The New Normal
Once, when I was in the eighth grade, the boys in my class were discussing what to do with their bar mitzvah money. One of the boys mentioned something called a money market, which he explained was just like a savings account, and paid around ten percent interest. To my young, impressionable, pre-teen mind, that number became the benchmark against which all other rates of return were judged; for years, I considered ten percent to be a normal passive rate of return on money.
Fast forward many years. I became a financial advisor. I had already learned that ten percent money market returns were an aberration. In fact, no relatively safe investment could be counted on to deliver a return approaching that number. One would have to take on the full measure of volatility in the stock market to potentially average ten percent over time.
Fast forward to today.
Bill Gross is the co-Chief Investment Officer of PIMCO, a Newport Beach, California money management firm. PIMCO’s flagship Total Return Fund, under the stewardship of Gross, has grown to become the largest mutual fund in the world. Last summer, Gross and company described the economic circumstances and market conditions that they believe will face us over the coming years. They called it “the new normal.”
What is the new normal? Among other things it means slower economic growth, high unemployment, low interest rates, and tepid, “half-sized” – that is to say, four to five percent – stock market returns. In other words, you know the financial crisis we’ve been trying to shake? Well, get used to it. “All investors should expect considerably lower rates of return than what they grew accustomed to only a few years ago,” Gross insists.
The new normal will naturally have ramifications in the Jewish world, and in particular, the frum world. Consider:
• Yeshivos today, most of which were never—even at the height of the economic bubble—flush with funds, are under enormous financial strain. Some are being starved out of existence.
• While Information Technology is poised to be one of the growth areas of the new economy (along with Healthcare and Biotech), many frum people who are “in computers” do not currently possess the knowledge and skills for these jobs. According to a friend of mine who works for a cutting-edge IT firm, many are only trained for obsolete systems and have not kept up with the rapid changes in this field.
• For awhile it seemed like every former yeshiva guy and his brother-in-law were mortgage brokers, working very long days and weeks financing and refinancing properties for anyone and everyone who came along—making terrific commissions along the way. No longer. Fewer people are buying houses, fewer people are qualifying for mortgages, and those who are and do are finding that some banks (Chase, for example) are not taking mortgage loan applications from independent brokers.
• The frum world will always have its share of entrepreneurs, but with the severe tightening of credit, many are not getting the chance to borrow the money required to build, or even expand, businesses. Established real estate investors are finding deals, and many have cash on hand to finance them. But many younger people who are trying to get started in that business have it tough.
• One of the biggest supporters of kollelim in Eretz Yisrael saw his fortune—in the hundreds of millions—evaporate in a matter of weeks. I happened to meet him briefly by chance when he was borrowing office space from a client of mine, and watched as he sat hunched over on his cell phone trying to keep his kollelim from going under.

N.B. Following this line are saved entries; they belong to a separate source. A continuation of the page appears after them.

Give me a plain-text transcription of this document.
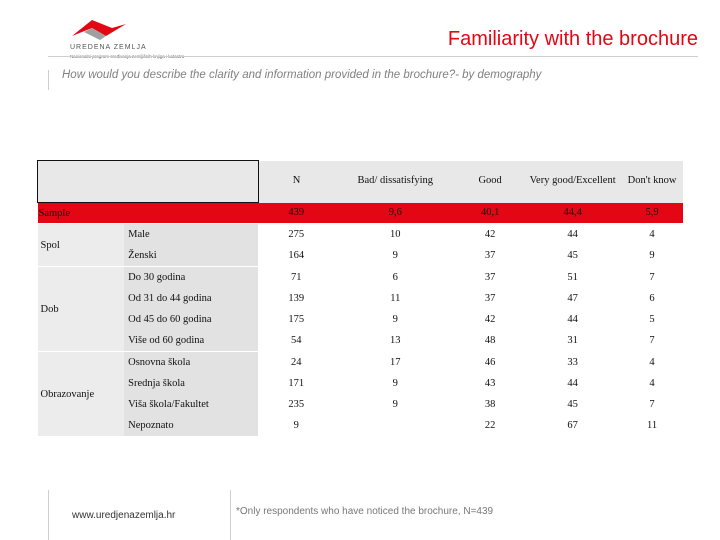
UREDENA ZEMLJA	Familiarity with the brochure
How would you describe the clarity and information provided in the brochure?- by demography
		N	Bad/ dissatisfying	Good	Very good/Excellent	Don't know
Sample		439	9,6	40,1	44,4	5,9
Spol	Male	275	10	42	44	4
	Ženski	164	9	37	45	9
Dob	Do 30 godina	71	6	37	51	7
	Od 31 do 44 godina	139	11	37	47	6
	Od 45 do 60 godina	175	9	42	44	5
	Više od 60 godina	54	13	48	31	7
Obrazovanje	Osnovna škola	24	17	46	33	4
	Srednja škola	171	9	43	44	4
	Viša škola/Fakultet	235	9	38	45	7
	Nepoznato	9		22	67	11
www.uredjenazemlja.hr	*Only respondents who have noticed the brochure, N=439
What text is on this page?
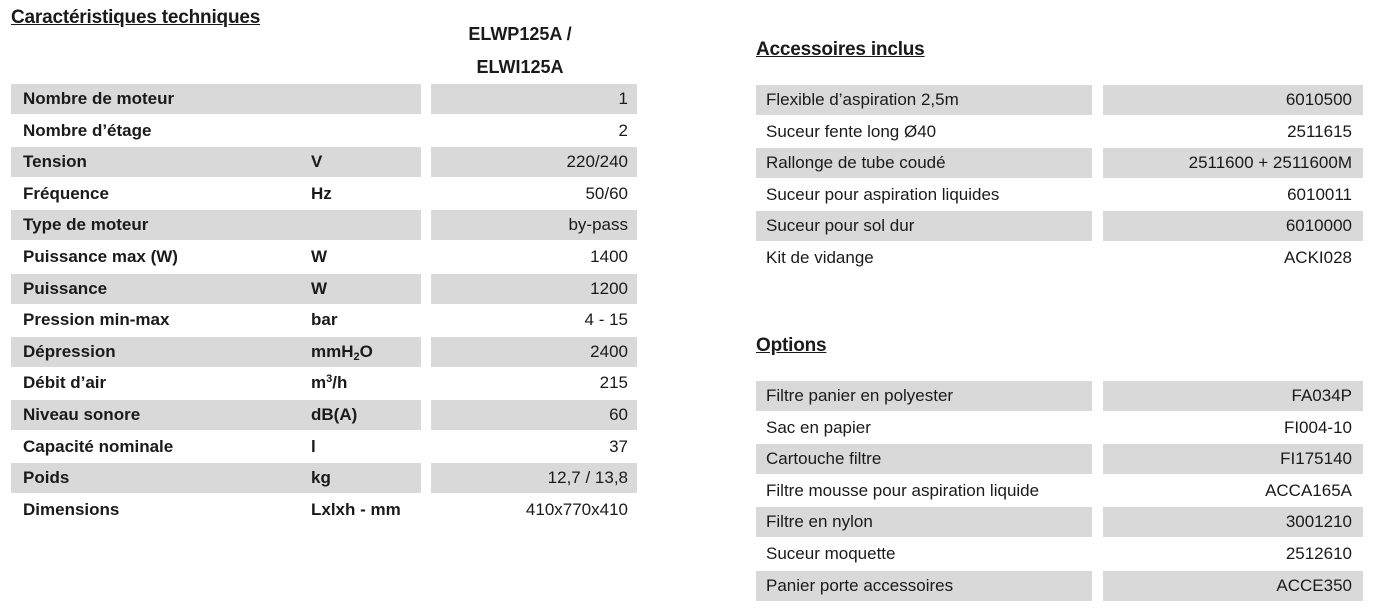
Caractéristiques techniques
ELWP125A /
ELWI125A
Nombre de moteur	1
Nombre d’étage	2
Tension	V	220/240
Fréquence	Hz	50/60
Type de moteur	by-pass
Puissance max (W)	W	1400
Puissance	W	1200
Pression min-max	bar	4 - 15
Dépression	mmH$_2$O	2400
Débit d’air	$m^3/h$	215
Niveau sonore	dB(A)	60
Capacité nominale	l	37
Poids	kg	12,7 / 13,8
Dimensions	Lxlxh - mm	410x770x410
Accessoires inclus
Flexible d’aspiration 2,5m	6010500
Suceur fente long Ø40	2511615
Rallonge de tube coudé	2511600 + 2511600M
Suceur pour aspiration liquides	6010011
Suceur pour sol dur	6010000
Kit de vidange	ACKI028
Options
Filtre panier en polyester	FA034P
Sac en papier	FI004-10
Cartouche filtre	FI175140
Filtre mousse pour aspiration liquide	ACCA165A
Filtre en nylon	3001210
Suceur moquette	2512610
Panier porte accessoires	ACCE350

He will survive, but many of his beneficiaries are already leaving kollel and returning to America.
And the setbacks did not begin in the last two years.
In 2003, The Wall Street Journal reported how Indians were quickly replacing Jews as the premier diamond dealers in Antwerp, Belgium. The Jews, who had at one point controlled 70% of the trade, saw their influence dwindle to just 25% in a few years. That number is even smaller today. At the time, Henri Rubens, one of the community’s leaders, declared the end of the glory days noting, “We were too complacent. Now that we realize it, it's too late.” Mr. Rubens went into real estate.
These past few decades have been remarkable for the Jewish nation, and for the Orthodox in particular. We have grown both materially and spiritually, and the two often worked hand-in-hand. Much of our largesse was committed to building a strong infrastructure of homes, shuls, yeshivos and mosdos.
But the last couple of years have been challenging; the infrastructure is showing strain and even some cracks. Many feel that we simply have to get through this rough period before going back to “normal.” But what if we’re in for a new normal? What if we need to adjust our thinking and our budgets accordingly—not just for a few years but permanently?
God will surely provide us with what we need; but our definition of “need” may have to be adjusted. Should a more moderate financial future face us, we must not allow it to slow down our spiritual growth. Our commitment to Torah and mitzvos, to educating our children and feeding our poor, to learning diligently and working honestly, must not waver.
But what we spend on our homes, our cars, our vacations, and even our simchas may need to be reigned in considerably.